Part III is devoted to transformations in cultures and values, focussing on cultural trends linked to ‘modernisation’ and its pit-falls, as well as globalisation, the complex relationship between religions and social progress, the promises and challenges in ongoing transformations in family structures and norms, trends and policy issues regarding health and life–death issues, the ways in which education can contribute to social progress  and finally, the important values of solidarity and belonging.

The report offers a refreshingly balanced view of the state of social progress and the perspectives for change. It embraces neither a ‘doom and gloom’ perspective, nor neoliberal optimism. Societies do face significant problems, and the report hides none of them: inequalities are reaching unprecedented levels; in large parts of the world human development shows no signs of improvement; corporations are becoming increasingly powerful; automation leads to the disappearance of good jobs in a number of sectors; low-intensity violent conflicts show no sign of decrease throughout the world; liberal democracies are facing major challenges.

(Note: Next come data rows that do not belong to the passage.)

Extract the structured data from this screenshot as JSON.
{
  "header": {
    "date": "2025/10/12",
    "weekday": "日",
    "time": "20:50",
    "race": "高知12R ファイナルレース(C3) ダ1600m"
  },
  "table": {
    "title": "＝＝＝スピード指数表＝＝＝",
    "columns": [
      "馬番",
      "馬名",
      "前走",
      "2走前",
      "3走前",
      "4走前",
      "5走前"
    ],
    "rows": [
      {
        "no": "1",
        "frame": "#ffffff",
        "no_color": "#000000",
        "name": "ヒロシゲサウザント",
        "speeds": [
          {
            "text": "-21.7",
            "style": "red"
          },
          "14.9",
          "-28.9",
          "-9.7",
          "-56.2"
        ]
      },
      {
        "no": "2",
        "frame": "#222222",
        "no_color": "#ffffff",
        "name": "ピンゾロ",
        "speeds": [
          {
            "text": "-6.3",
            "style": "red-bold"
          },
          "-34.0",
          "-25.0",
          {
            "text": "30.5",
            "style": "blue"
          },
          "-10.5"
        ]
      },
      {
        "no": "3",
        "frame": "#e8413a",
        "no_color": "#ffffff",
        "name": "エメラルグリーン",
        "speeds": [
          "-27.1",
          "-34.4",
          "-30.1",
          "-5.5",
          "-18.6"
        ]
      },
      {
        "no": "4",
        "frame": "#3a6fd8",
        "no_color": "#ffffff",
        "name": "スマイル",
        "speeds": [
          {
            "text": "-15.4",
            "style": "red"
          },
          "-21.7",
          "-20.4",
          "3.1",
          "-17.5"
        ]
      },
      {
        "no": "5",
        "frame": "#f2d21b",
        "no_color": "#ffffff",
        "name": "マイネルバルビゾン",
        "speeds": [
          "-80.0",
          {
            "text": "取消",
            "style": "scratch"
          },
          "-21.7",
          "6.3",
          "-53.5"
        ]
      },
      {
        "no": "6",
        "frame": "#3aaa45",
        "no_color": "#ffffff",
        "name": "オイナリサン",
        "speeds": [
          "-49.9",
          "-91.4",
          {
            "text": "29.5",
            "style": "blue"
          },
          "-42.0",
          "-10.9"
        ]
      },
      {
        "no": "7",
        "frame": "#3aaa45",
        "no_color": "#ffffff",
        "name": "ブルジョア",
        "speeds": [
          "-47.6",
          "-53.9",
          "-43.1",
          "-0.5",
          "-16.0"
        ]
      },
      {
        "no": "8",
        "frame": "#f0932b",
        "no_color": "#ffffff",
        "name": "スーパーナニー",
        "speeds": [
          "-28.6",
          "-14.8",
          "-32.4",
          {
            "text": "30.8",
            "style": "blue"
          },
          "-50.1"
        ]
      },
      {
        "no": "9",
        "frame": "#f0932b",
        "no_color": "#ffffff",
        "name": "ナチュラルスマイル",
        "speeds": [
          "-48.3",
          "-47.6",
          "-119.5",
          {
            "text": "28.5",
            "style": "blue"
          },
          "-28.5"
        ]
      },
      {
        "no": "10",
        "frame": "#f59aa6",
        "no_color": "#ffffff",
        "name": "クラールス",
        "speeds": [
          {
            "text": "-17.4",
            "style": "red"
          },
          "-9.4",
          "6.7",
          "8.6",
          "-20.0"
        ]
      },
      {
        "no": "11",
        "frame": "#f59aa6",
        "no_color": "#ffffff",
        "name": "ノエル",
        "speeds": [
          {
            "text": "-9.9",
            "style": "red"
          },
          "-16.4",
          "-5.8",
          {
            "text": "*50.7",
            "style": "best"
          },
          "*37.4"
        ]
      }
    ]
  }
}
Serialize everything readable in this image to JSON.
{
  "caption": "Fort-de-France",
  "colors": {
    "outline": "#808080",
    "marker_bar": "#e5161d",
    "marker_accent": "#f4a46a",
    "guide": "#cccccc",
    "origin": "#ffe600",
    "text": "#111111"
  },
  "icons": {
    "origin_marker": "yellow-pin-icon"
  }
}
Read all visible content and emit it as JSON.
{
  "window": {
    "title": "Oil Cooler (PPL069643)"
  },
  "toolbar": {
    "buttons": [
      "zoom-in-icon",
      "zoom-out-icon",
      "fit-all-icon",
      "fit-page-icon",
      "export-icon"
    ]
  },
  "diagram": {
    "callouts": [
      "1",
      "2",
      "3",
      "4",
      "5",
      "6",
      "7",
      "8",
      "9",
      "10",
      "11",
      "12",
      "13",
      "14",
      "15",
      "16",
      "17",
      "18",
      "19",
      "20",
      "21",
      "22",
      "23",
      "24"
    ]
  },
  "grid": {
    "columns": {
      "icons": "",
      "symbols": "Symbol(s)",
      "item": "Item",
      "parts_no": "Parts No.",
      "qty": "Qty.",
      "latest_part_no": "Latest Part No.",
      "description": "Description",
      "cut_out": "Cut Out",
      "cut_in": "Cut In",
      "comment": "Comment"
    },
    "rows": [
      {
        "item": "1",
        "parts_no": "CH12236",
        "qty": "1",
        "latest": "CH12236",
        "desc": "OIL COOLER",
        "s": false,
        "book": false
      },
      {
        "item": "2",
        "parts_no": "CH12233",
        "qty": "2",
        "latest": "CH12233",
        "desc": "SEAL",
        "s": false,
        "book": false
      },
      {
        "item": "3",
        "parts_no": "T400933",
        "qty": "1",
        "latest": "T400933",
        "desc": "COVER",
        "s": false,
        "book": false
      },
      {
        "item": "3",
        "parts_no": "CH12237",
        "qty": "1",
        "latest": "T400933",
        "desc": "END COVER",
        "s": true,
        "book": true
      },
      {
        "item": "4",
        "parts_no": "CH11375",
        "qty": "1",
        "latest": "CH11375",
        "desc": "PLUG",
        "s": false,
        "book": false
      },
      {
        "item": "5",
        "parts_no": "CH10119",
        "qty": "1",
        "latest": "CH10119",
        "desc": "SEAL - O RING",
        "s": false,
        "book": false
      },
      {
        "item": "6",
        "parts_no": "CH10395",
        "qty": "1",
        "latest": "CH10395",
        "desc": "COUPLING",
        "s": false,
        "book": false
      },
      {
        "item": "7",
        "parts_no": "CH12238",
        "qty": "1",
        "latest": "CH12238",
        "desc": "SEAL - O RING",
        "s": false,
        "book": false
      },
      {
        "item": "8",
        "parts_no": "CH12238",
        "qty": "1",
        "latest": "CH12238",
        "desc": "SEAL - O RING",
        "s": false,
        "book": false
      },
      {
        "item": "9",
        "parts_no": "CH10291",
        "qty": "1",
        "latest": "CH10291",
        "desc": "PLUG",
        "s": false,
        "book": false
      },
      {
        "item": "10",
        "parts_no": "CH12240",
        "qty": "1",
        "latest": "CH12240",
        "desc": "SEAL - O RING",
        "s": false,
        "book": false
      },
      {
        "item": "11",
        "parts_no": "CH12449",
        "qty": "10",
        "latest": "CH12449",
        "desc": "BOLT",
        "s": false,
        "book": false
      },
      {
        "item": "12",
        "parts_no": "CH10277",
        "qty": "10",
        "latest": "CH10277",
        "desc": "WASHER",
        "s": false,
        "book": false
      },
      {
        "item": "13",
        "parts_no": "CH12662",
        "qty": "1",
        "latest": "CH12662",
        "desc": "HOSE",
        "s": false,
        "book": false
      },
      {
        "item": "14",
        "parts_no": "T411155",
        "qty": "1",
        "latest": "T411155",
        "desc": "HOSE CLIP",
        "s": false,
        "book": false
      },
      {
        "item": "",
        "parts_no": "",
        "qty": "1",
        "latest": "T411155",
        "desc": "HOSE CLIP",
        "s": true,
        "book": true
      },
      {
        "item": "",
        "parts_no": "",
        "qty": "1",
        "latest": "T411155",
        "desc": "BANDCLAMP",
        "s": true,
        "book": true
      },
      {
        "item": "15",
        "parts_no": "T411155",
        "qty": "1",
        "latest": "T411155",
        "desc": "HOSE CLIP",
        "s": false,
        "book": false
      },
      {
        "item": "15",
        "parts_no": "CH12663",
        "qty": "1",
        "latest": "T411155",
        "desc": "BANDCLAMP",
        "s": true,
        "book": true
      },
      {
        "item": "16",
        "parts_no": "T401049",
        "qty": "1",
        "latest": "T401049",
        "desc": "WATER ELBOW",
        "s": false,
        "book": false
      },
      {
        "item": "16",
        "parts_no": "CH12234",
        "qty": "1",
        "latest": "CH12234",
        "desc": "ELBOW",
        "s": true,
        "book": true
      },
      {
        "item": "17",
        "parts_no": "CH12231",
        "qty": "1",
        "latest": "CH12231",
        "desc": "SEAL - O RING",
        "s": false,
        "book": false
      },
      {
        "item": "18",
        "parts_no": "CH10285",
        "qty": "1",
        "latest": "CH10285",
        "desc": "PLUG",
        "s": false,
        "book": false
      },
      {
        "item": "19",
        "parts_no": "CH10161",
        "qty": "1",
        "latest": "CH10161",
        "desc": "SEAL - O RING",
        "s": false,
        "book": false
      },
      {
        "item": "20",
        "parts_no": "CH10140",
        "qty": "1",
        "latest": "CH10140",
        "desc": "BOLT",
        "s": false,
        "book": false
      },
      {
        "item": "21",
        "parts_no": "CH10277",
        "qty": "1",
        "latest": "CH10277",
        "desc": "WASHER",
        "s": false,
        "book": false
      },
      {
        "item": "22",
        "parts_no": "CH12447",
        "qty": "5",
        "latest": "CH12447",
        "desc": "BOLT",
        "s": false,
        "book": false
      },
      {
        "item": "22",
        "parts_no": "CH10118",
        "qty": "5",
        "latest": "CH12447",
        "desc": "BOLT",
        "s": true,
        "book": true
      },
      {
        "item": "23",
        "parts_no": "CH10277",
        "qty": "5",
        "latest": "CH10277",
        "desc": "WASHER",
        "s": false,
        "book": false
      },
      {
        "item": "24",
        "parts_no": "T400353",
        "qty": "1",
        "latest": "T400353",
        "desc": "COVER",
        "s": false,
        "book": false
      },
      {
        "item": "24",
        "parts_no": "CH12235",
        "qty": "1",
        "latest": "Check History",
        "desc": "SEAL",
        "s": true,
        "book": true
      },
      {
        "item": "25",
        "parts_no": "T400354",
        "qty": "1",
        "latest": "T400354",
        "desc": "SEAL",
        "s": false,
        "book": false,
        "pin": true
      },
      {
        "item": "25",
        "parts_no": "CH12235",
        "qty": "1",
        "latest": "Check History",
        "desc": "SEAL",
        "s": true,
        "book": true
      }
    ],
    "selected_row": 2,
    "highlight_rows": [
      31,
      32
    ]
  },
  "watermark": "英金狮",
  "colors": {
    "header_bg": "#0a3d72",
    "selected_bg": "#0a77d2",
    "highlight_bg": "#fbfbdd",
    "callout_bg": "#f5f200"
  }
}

Reading, or even approaching, a scientific report consisting of three volumes, with a total of 850 pages and written by a panel of more than 260 authors, certainly looks like adaunting task. One is tempted to give up without even trying. And yet, such a first impression would be misleading. Not only is this an important contribution summarizing an impressive intellectual endeavour, it is also a genuinely interesting and engaging read.